January 26, 2023 at 4:18 pm
I am amazed that 1945 accepted this shallow hyperpartisan drivel. Nobody cares what the Biden administration, MSNBC, the crazy prosecutors in New York or what the Democrat Pollsters determine to be their “truth”.
What really counts with the American people is Donald Trump’s track record as President – and that somebody, somewhere finally repairs the election system. The endless – and groundless – assaults on President Trump are just the usual Leftist tactics to disrupt and destroy anyone in their way. Like any Republican President since Herbert Hoover.
To Mr. Silver: while I’m sure you must be quite full of yourself, remember the adage – “those who can, do. Those who can’t, teach, and those that fail at the first two can be critics”.

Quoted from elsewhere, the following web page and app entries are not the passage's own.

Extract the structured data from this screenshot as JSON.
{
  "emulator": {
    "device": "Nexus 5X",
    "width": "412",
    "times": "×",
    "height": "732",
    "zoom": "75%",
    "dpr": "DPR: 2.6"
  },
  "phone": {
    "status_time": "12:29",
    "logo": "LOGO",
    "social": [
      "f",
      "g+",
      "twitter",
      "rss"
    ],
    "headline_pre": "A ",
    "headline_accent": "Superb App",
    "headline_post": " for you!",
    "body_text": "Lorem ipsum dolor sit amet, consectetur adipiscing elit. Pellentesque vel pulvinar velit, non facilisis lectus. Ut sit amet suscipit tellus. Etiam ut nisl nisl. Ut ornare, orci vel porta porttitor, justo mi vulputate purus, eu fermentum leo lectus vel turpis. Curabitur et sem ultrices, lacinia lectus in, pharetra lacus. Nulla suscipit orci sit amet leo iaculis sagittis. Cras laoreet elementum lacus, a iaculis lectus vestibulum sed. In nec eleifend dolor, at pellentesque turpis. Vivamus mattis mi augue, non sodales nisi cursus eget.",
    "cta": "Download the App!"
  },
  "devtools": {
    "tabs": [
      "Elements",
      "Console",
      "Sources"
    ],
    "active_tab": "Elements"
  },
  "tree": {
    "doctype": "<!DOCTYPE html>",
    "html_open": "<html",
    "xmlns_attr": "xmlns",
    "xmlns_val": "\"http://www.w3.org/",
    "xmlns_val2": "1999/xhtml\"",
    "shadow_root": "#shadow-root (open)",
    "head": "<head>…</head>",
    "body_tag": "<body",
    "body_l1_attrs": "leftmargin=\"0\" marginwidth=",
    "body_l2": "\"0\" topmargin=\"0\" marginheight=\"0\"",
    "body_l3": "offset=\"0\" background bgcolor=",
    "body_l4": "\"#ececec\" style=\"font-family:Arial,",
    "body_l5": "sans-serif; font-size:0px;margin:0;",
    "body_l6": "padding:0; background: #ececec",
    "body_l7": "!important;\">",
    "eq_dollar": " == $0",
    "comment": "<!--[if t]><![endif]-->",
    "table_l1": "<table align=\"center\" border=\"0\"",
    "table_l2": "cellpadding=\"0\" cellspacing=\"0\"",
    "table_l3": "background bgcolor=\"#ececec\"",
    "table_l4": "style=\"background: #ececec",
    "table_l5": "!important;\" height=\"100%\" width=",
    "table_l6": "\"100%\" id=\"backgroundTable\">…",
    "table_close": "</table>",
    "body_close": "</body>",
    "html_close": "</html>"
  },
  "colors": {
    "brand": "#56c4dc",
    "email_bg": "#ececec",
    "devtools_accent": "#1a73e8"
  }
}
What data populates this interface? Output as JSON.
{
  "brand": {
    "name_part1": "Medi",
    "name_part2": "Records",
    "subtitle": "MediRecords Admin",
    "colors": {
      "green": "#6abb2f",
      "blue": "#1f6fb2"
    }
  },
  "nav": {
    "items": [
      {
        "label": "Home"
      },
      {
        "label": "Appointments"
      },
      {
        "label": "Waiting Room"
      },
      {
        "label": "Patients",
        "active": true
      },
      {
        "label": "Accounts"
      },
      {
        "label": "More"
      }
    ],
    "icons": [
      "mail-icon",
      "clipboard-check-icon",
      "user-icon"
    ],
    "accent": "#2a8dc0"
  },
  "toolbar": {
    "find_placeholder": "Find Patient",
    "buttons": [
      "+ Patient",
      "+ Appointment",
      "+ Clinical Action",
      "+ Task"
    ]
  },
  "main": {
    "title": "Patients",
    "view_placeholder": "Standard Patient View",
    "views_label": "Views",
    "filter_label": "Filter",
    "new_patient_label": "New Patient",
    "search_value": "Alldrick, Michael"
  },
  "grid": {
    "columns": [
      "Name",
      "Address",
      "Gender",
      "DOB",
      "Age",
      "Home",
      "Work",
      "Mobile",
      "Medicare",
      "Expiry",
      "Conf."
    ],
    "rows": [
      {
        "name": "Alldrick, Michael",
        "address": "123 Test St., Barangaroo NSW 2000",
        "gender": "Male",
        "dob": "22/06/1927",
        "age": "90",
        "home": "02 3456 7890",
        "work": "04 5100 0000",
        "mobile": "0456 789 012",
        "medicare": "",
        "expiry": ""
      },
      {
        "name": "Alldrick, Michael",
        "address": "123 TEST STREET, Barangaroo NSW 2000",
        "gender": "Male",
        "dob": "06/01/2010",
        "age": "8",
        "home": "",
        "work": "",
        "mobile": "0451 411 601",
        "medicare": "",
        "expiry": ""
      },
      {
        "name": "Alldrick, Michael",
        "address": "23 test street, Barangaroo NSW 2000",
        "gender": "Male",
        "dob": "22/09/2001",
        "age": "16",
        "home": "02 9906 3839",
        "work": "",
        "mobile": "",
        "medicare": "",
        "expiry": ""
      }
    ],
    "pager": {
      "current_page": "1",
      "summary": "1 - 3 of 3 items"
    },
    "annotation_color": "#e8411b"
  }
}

January 26, 2023 at 5:28 pm
Has it occurred to you that TFG’s was the most scandal ridden administration ever. It is amusing to see your desperation claiming victimization by these ‘boogie men’ on the left.

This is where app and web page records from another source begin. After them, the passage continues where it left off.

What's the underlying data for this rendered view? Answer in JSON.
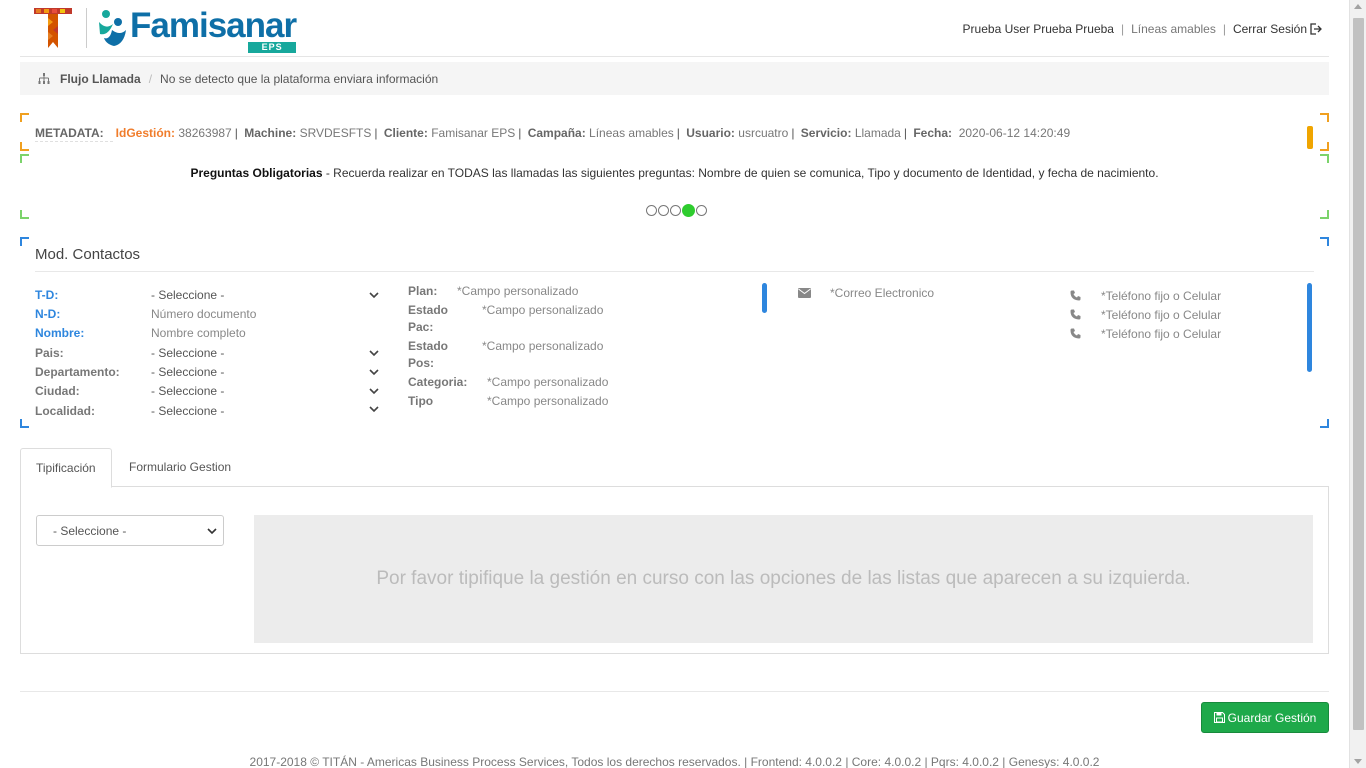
{
  "header": {
    "user_name": "Prueba User Prueba Prueba",
    "campaign": "Líneas amables",
    "logout_label": "Cerrar Sesión",
    "brand_name": "Famisanar",
    "brand_sub": "EPS"
  },
  "breadcrumb": {
    "main": "Flujo Llamada",
    "separator": "/",
    "message": "No se detecto que la plataforma enviara información"
  },
  "metadata": {
    "title": "METADATA:",
    "id_label": "IdGestión:",
    "id_value": "38263987",
    "machine_label": "Machine:",
    "machine_value": "SRVDESFTS",
    "cliente_label": "Cliente:",
    "cliente_value": "Famisanar EPS",
    "campana_label": "Campaña:",
    "campana_value": "Líneas amables",
    "usuario_label": "Usuario:",
    "usuario_value": "usrcuatro",
    "servicio_label": "Servicio:",
    "servicio_value": "Llamada",
    "fecha_label": "Fecha:",
    "fecha_value": "2020-06-12 14:20:49"
  },
  "preguntas": {
    "title": "Preguntas Obligatorias",
    "text": " - Recuerda realizar en TODAS las llamadas las siguientes preguntas: Nombre de quien se comunica, Tipo y documento de Identidad, y fecha de nacimiento.",
    "carousel_dots": 5,
    "active_dot": 4
  },
  "contacts": {
    "title": "Mod. Contactos",
    "fields": [
      {
        "label": "T-D:",
        "value": "- Seleccione -"
      },
      {
        "label": "N-D:",
        "value": "Número documento"
      },
      {
        "label": "Nombre:",
        "value": "Nombre completo"
      },
      {
        "label": "Pais:",
        "value": "- Seleccione -"
      },
      {
        "label": "Departamento:",
        "value": "- Seleccione -"
      },
      {
        "label": "Ciudad:",
        "value": "- Seleccione -"
      },
      {
        "label": "Localidad:",
        "value": "- Seleccione -"
      }
    ],
    "custom": {
      "plan_label": "Plan:",
      "plan_value": "*Campo personalizado",
      "estado_pac_label1": "Estado",
      "estado_pac_label2": "Pac:",
      "estado_pac_value": "*Campo personalizado",
      "estado_pos_label1": "Estado",
      "estado_pos_label2": "Pos:",
      "estado_pos_value": "*Campo personalizado",
      "categoria_label": "Categoria:",
      "categoria_value": "*Campo personalizado",
      "tipo_label": "Tipo",
      "tipo_value": "*Campo personalizado"
    },
    "email": "*Correo Electronico",
    "phones": [
      "*Teléfono fijo o Celular",
      "*Teléfono fijo o Celular",
      "*Teléfono fijo o Celular"
    ]
  },
  "tabs": {
    "tipificacion": "Tipificación",
    "formulario": "Formulario Gestion"
  },
  "tipificacion": {
    "select_value": "- Seleccione -",
    "info_text": "Por favor tipifique la gestión en curso con las opciones de las listas que aparecen a su izquierda."
  },
  "footer": {
    "save_label": "Guardar Gestión",
    "copyright": "2017-2018 © TITÁN - Americas Business Process Services, Todos los derechos reservados. | Frontend: 4.0.0.2 | Core: 4.0.0.2 | Pqrs: 4.0.0.2 | Genesys: 4.0.0.2"
  },
  "colors": {
    "brand_blue": "#0e6fa7",
    "accent_orange": "#f07c2b",
    "link_blue": "#2e86de",
    "success_green": "#1ea94a",
    "carousel_active": "#2ecc2e"
  }
}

One question. Do you find it puzzling that after two years of claims of stolen elections, which would require the complicity of tens of thousands of republican and democrats, there is still no proof? You MAGA lunatics are too funny.
January 29, 2023 at 9:04 am
Apparently, the “complicity of tens of thousands” is a Democratic Party specialty, augmented by investigators that won’t investigate and courts that refuse to hear complaints.
You NeverTrumpers would be amusing except for the destruction of our country happening during your watch.